Em relação ao Direito de Privacidade foi eleito o filme Invasão de Privacidade de Philip Noyce. O filme se passa em um luxuoso prédio em Manhattan, onde se iniciam uma séria de assassinatos. O interessante da narrativa é a discussão do voyeurismo de um dos moradores, o qual possui um sofisticado sistema de câmaras secretas por todo o prédio, incluindo banheiros e quartos. O mesmo morador possui um quarto equipado por inúmeras câmaras das quais consegue ter acesso a vida íntima de todos os moradores do prédio. A essência do filme orbita que fenômenos considerados tabus culturais – como relação de incesto e pedofilia, masturbação, adultério e cleptomania – ou acontecimentos de foro íntimo – como discussões familiares e a relação íntima dos moradores.

O clímax do filme se dá quando umas séries de assassinatos se iniciam e apenas o vouyerista pode ajudar, pois é o único que tem acesso às câmeras. Porém, até certo ponto o roteiro deixa em dúvida o telespectador, havendo a possibilidade do próprio vouyer ser o assassino.  

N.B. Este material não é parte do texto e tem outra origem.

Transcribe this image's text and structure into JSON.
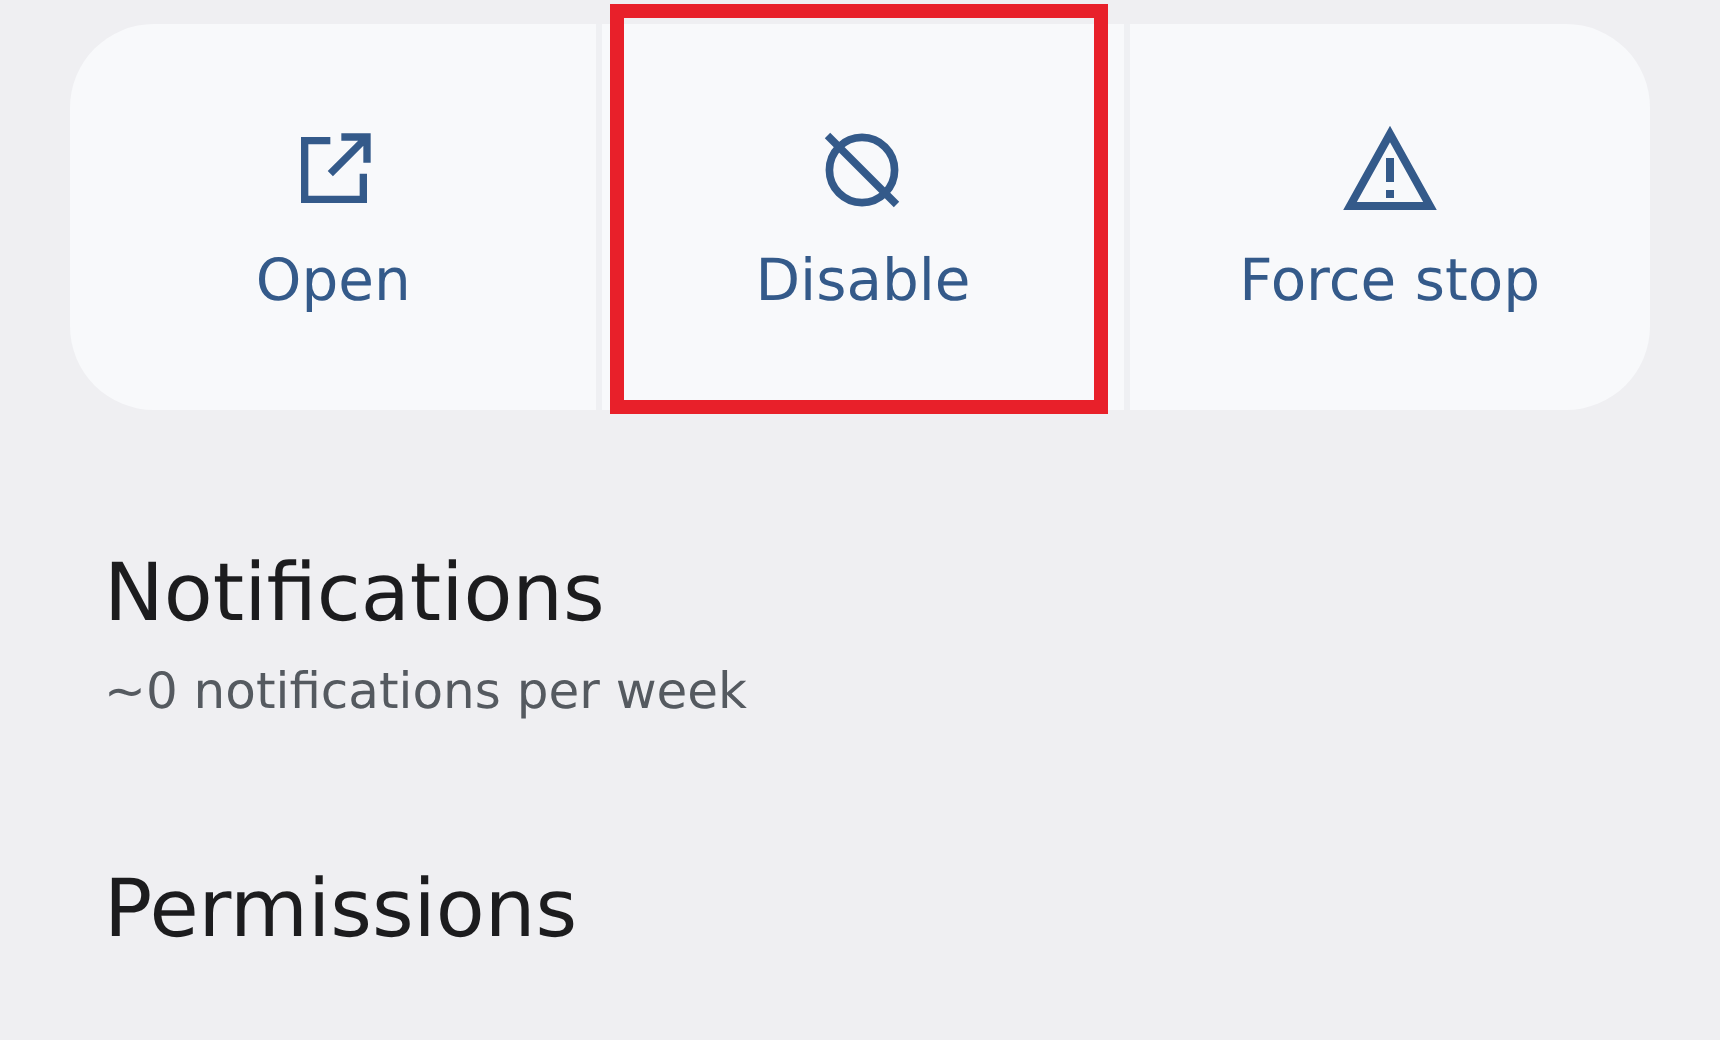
{
  "actions": [
    {
      "kind": "open",
      "label": "Open",
      "highlighted": false
    },
    {
      "kind": "disable",
      "label": "Disable",
      "highlighted": true
    },
    {
      "kind": "warning",
      "label": "Force stop",
      "highlighted": false
    }
  ],
  "settings": [
    {
      "title": "Notifications",
      "summary": "~0 notifications per week"
    },
    {
      "title": "Permissions"
    }
  ]
}
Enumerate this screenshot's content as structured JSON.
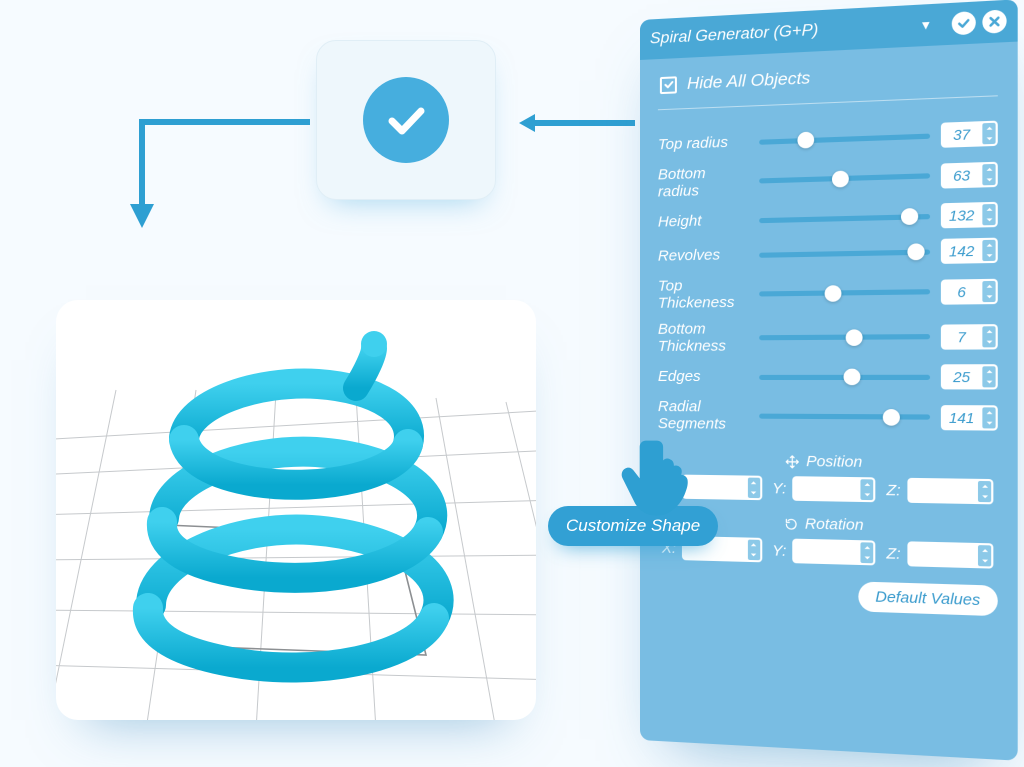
{
  "panel": {
    "title": "Spiral Generator (G+P)",
    "hide_label": "Hide All Objects",
    "hide_checked": true,
    "params": [
      {
        "label": "Top radius",
        "value": 37,
        "pos": 28
      },
      {
        "label": "Bottom radius",
        "value": 63,
        "pos": 48
      },
      {
        "label": "Height",
        "value": 132,
        "pos": 88
      },
      {
        "label": "Revolves",
        "value": 142,
        "pos": 92
      },
      {
        "label": "Top Thickeness",
        "value": 6,
        "pos": 44
      },
      {
        "label": "Bottom Thickness",
        "value": 7,
        "pos": 56
      },
      {
        "label": "Edges",
        "value": 25,
        "pos": 55
      },
      {
        "label": "Radial Segments",
        "value": 141,
        "pos": 78
      }
    ],
    "position_label": "Position",
    "rotation_label": "Rotation",
    "axes": [
      "X:",
      "Y:",
      "Z:"
    ],
    "defaults_label": "Default Values"
  },
  "tooltip": "Customize Shape",
  "colors": {
    "primary": "#46aede",
    "panel_bg": "#79bde3",
    "panel_header": "#4aa8d6",
    "spiral": "#1fc1e1"
  }
}
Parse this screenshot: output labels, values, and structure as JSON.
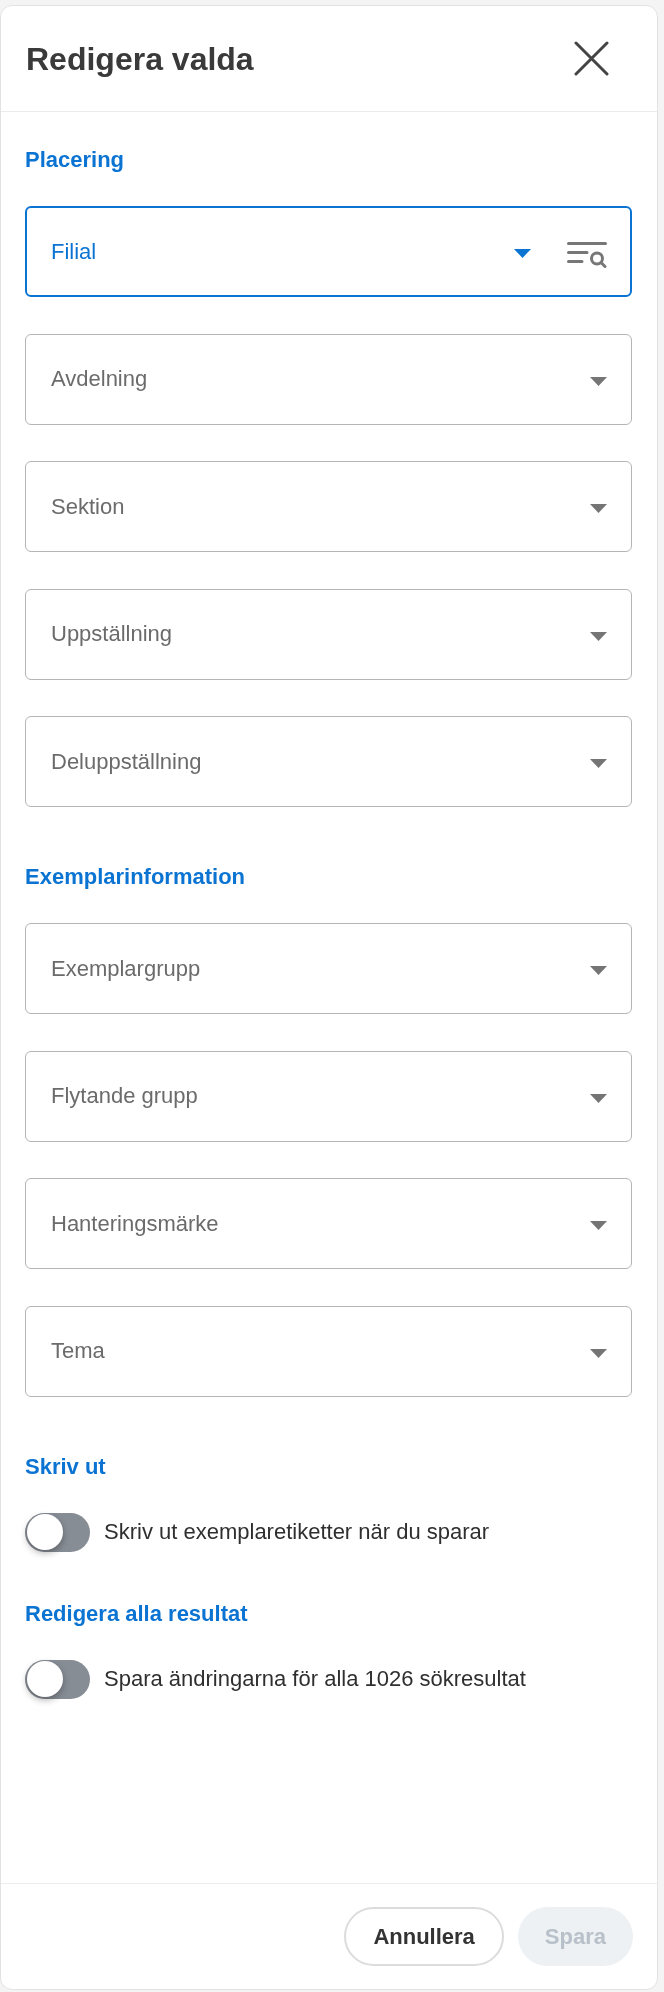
{
  "dialog": {
    "title": "Redigera valda"
  },
  "sections": [
    {
      "heading": "Placering",
      "kind": "fields",
      "items": [
        {
          "kind": "select_search",
          "label": "Filial",
          "focused": true
        },
        {
          "kind": "select",
          "label": "Avdelning",
          "focused": false
        },
        {
          "kind": "select",
          "label": "Sektion",
          "focused": false
        },
        {
          "kind": "select",
          "label": "Uppställning",
          "focused": false
        },
        {
          "kind": "select",
          "label": "Deluppställning",
          "focused": false
        }
      ]
    },
    {
      "heading": "Exemplarinformation",
      "kind": "fields",
      "items": [
        {
          "kind": "select",
          "label": "Exemplargrupp",
          "focused": false
        },
        {
          "kind": "select",
          "label": "Flytande grupp",
          "focused": false
        },
        {
          "kind": "select",
          "label": "Hanteringsmärke",
          "focused": false
        },
        {
          "kind": "select",
          "label": "Tema",
          "focused": false
        }
      ]
    },
    {
      "heading": "Skriv ut",
      "kind": "toggles",
      "items": [
        {
          "kind": "toggle",
          "label": "Skriv ut exemplaretiketter när du sparar",
          "on": false
        }
      ]
    },
    {
      "heading": "Redigera alla resultat",
      "kind": "toggles",
      "items": [
        {
          "kind": "toggle",
          "label": "Spara ändringarna för alla 1026 sökresultat",
          "on": false
        }
      ]
    }
  ],
  "footer": {
    "buttons": [
      {
        "kind": "outline",
        "label": "Annullera",
        "disabled": false
      },
      {
        "kind": "filled",
        "label": "Spara",
        "disabled": true
      }
    ]
  }
}
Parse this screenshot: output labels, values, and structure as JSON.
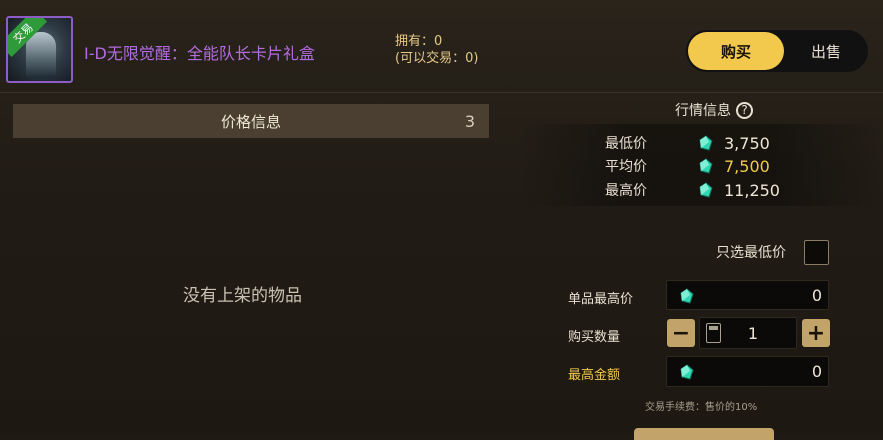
{
  "item": {
    "name": "I-D无限觉醒：全能队长卡片礼盒",
    "badge": "交易",
    "owned_line1": "拥有：0",
    "owned_line2": "(可以交易：0)"
  },
  "tabs": {
    "buy": "购买",
    "sell": "出售",
    "active": "buy"
  },
  "price_info": {
    "title": "价格信息",
    "count": "3",
    "empty_text": "没有上架的物品"
  },
  "market": {
    "title": "行情信息",
    "help": "?",
    "rows": [
      {
        "label": "最低价",
        "value": "3,750",
        "color": "#efe7d6"
      },
      {
        "label": "平均价",
        "value": "7,500",
        "color": "#f2c94c"
      },
      {
        "label": "最高价",
        "value": "11,250",
        "color": "#efe7d6"
      }
    ]
  },
  "form": {
    "only_lowest_label": "只选最低价",
    "only_lowest_checked": false,
    "unit_max_label": "单品最高价",
    "unit_max_value": "0",
    "quantity_label": "购买数量",
    "quantity_value": "1",
    "minus": "−",
    "plus": "+",
    "max_total_label": "最高金额",
    "max_total_value": "0",
    "fee_text": "交易手续费：售价的10%"
  },
  "colors": {
    "accent": "#f2c94c",
    "purple": "#b36be0",
    "gem": "#2fd6b0"
  }
}
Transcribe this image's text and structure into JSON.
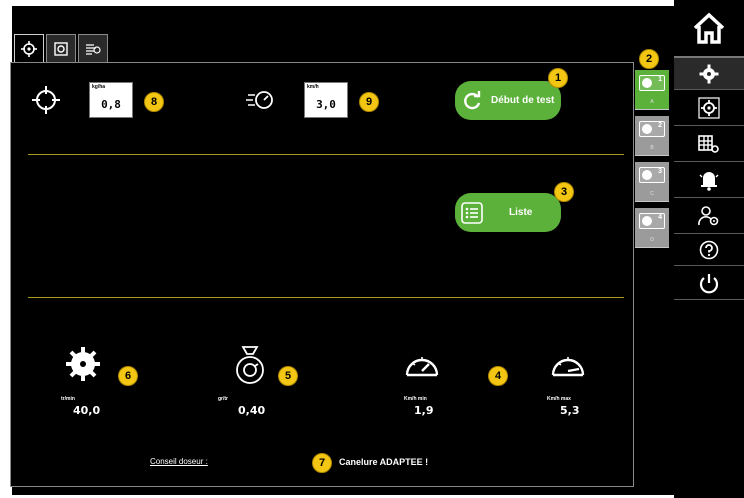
{
  "tabs": [
    {
      "name": "test-tab",
      "icon": "crosshair-icon",
      "active": true
    },
    {
      "name": "camera-tab",
      "icon": "photo-icon",
      "active": false
    },
    {
      "name": "brush-tab",
      "icon": "brush-icon",
      "active": false
    }
  ],
  "top_row": {
    "rate": {
      "unit": "kg/ha",
      "value": "0,8",
      "badge": "8"
    },
    "speed": {
      "unit": "km/h",
      "value": "3,0",
      "badge": "9"
    },
    "start_button": {
      "label": "Début de test",
      "badge": "1"
    }
  },
  "list_button": {
    "label": "Liste",
    "badge": "3"
  },
  "dose_strip": {
    "badge": "2",
    "items": [
      {
        "number": "1",
        "letter": "A",
        "active": true
      },
      {
        "number": "2",
        "letter": "B",
        "active": false
      },
      {
        "number": "3",
        "letter": "C",
        "active": false
      },
      {
        "number": "4",
        "letter": "D",
        "active": false
      }
    ]
  },
  "stats": {
    "trmin": {
      "label": "tr/min",
      "value": "40,0",
      "badge": "6"
    },
    "grtr": {
      "label": "gr/tr",
      "value": "0,40",
      "badge": "5"
    },
    "kmh_min": {
      "label": "Km/h min",
      "value": "1,9"
    },
    "kmh_max": {
      "label": "Km/h max",
      "value": "5,3"
    },
    "kmh_badge": "4"
  },
  "advice": {
    "label": "Conseil doseur :",
    "message": "Canelure ADAPTEE !",
    "badge": "7"
  },
  "colors": {
    "accent_green": "#5cb13b",
    "badge_yellow": "#f3c613",
    "divider_olive": "#a89a1c",
    "strip_grey": "#9b9b9b"
  },
  "sidebar": [
    "home-icon",
    "gear-icon",
    "crosshair-icon",
    "grid-settings-icon",
    "bell-icon",
    "user-settings-icon",
    "help-icon",
    "power-icon"
  ]
}
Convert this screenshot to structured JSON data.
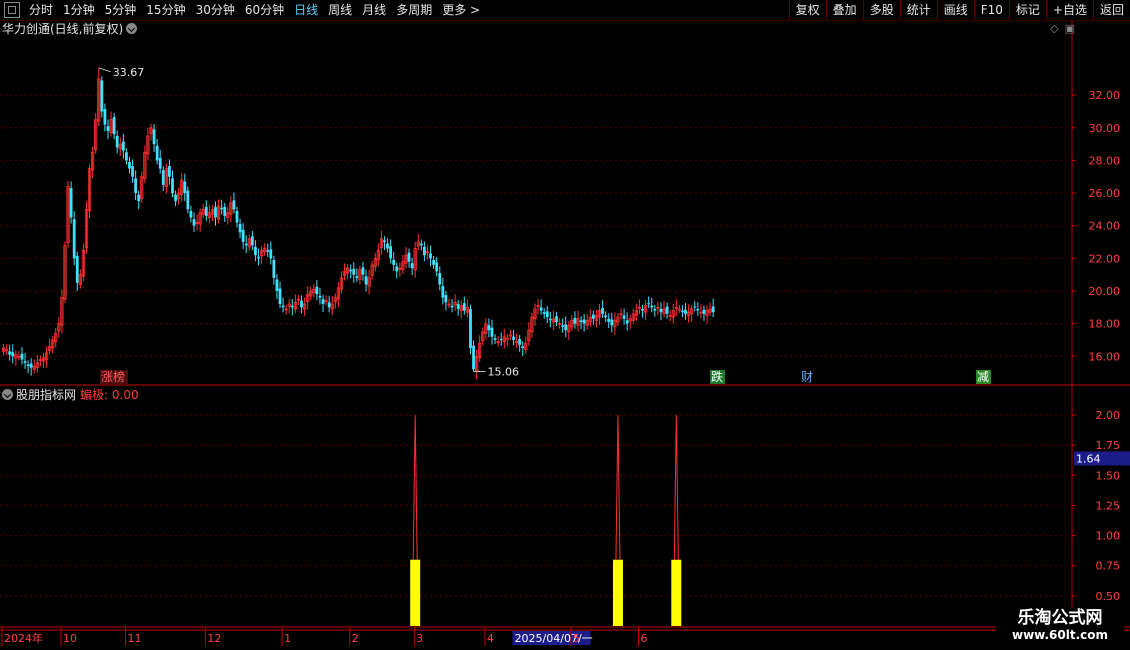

Sobre a questão do vouyerismo, tratado no filme, não obsta asseverar inicialmente a questão psicanalítica e psicológica. Esta psicopatologia se refere a uma parafilia que se conceitua pelo impulso sexual do indivíduo em querer observar pessoas, não necessariamente em atividade sexual (LAPLANCHE; PONTALIS, 2001). No caso do filme, o prazer do protagonista estava em observar a vida dos moradores do prédio, nesta brincadeira criminosa, ele observava o cotidiano normal das pessoas, que muitas vezes estavam envolvidos em atividades moralmente recriminadas.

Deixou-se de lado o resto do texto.